Повисла гнетущая тишина.
Особист оглядел всех, цепляя глазами каждый взгляд, каждое лицо. Прокричал:
— Что это за дело такое срочное?! Зачем кому-то потребовалось выезжать тайно к периметру, в такую бурю!?
— И кто это?
— Не знаю!
— Посмотреть на видеозаписях!
— Стёрты. Все записи стёрты, за всё время. А это уже диверсия! Вы понимаете это? Надеюсь, понимаете! Поэтому, своей властью начальника внутренней и внешней безопасности, я запрещаю покидать базу кому бы то ни было!
— Михаил Васильевич, надо посмотреть, чей скафандр в пыли, всё-таки, на поверхности буря, как никак, — предложил начальник базы Апт.
Особист продолжал злиться:
— Вы глупость говорите, Соломон Израэльевич. Во-первых, при движении через шлюз все проходят обдувку, и скафандры очищаются полностью. Во-вторых, враг мог воспользоваться чьим угодно скафандром, чтобы отвести от себя подозрение. Поэтому, повторяю, никто не покидает базу без моей санкции. А я ещё просмотрю показатели охраны периметра — что-то назревает подозрительное, не хорошее.
— Михаил Васильевич, а охрана периметра отключена, — с весёлым недоумением, сказал Валера, по совместительству помощник особиста.
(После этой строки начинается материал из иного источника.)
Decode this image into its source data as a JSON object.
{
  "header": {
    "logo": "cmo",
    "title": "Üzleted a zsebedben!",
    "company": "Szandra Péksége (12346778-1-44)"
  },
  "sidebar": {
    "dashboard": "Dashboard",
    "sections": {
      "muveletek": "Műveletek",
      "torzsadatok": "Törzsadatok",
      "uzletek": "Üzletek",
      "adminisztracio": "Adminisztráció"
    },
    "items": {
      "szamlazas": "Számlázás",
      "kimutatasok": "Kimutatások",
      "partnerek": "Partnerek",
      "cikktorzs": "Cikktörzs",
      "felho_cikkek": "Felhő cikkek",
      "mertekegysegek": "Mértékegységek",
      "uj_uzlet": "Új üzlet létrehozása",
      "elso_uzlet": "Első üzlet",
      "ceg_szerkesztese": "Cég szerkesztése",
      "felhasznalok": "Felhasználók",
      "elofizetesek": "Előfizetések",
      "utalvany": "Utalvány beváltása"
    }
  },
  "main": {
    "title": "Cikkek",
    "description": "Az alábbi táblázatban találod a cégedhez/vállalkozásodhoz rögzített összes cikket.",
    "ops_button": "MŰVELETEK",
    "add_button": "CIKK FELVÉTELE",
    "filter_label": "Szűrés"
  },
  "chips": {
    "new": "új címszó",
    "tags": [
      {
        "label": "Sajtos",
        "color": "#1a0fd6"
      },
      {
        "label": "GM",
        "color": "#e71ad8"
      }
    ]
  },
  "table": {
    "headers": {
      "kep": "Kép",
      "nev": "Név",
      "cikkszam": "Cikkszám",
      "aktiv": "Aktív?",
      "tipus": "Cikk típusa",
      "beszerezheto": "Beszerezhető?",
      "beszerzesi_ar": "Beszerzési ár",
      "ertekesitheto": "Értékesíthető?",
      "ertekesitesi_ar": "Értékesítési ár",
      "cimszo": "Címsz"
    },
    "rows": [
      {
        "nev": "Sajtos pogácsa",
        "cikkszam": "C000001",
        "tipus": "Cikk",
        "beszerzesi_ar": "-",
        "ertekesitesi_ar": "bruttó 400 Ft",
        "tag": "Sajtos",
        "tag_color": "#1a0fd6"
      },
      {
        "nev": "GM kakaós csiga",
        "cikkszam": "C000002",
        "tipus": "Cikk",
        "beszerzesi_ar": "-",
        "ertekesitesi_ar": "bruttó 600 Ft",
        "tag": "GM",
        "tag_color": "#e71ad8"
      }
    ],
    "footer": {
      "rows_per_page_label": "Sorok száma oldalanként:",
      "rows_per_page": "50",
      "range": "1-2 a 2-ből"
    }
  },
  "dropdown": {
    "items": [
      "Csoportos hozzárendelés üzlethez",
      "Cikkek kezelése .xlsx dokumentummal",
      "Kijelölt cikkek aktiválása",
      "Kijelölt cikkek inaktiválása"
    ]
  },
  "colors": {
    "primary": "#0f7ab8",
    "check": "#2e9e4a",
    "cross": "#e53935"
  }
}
— Как это?! — особист на мгновенье потерял дар речи, потом побагровел, словно получил удар инсульта в мозг, но быстро справился с приливом гнева, и, обращаясь к Андрею, спросил его со зловещей доброй улыбкой:
— И кто в этом виноват?
Все, молча, посмотрели на Ивана.
«Кранты», — понял он, краснея…
Глава семнадцатая
Она целовала его, тягуче и сладостно. Гладила своими маленькими, ласковыми руками… Не хотелось отрываться от неё, прекращая эту физическую связь губ и языков… Отрыв воспринимался, как смерть… Но, что-то, тянуло его прочь от неё, какая-то неведомая, бестелесная, внутренняя сила, упорно и зло, отрывала его от мыслей о Лу… И оторвала!
И он задохнулся во сне — воздух не поступал в лёгкие.
Джон проснулся, жадно хватая ртом воздух. Глотал полным ртом, осознавая, что, если не начнёт дышать правильно, нормально — умрёт. А умирать было ещё рано, ибо главное, запланированное им, не сделано… Он долго шёл к этому. Большую половину своей жизни. Думалось, что всё ещё впереди. Но теперь… Неужели Господь создал его только для этого? Неужели? Было больно в груди, не там где сердце, а прямо посередине, там откуда струила свои энергетические потоки душа. Он медленно осознал, где находится — в тесной, уютной каюте марсианской базы, дыхание вернулось, но прошиб пот, мерзко пахнущий и липкий.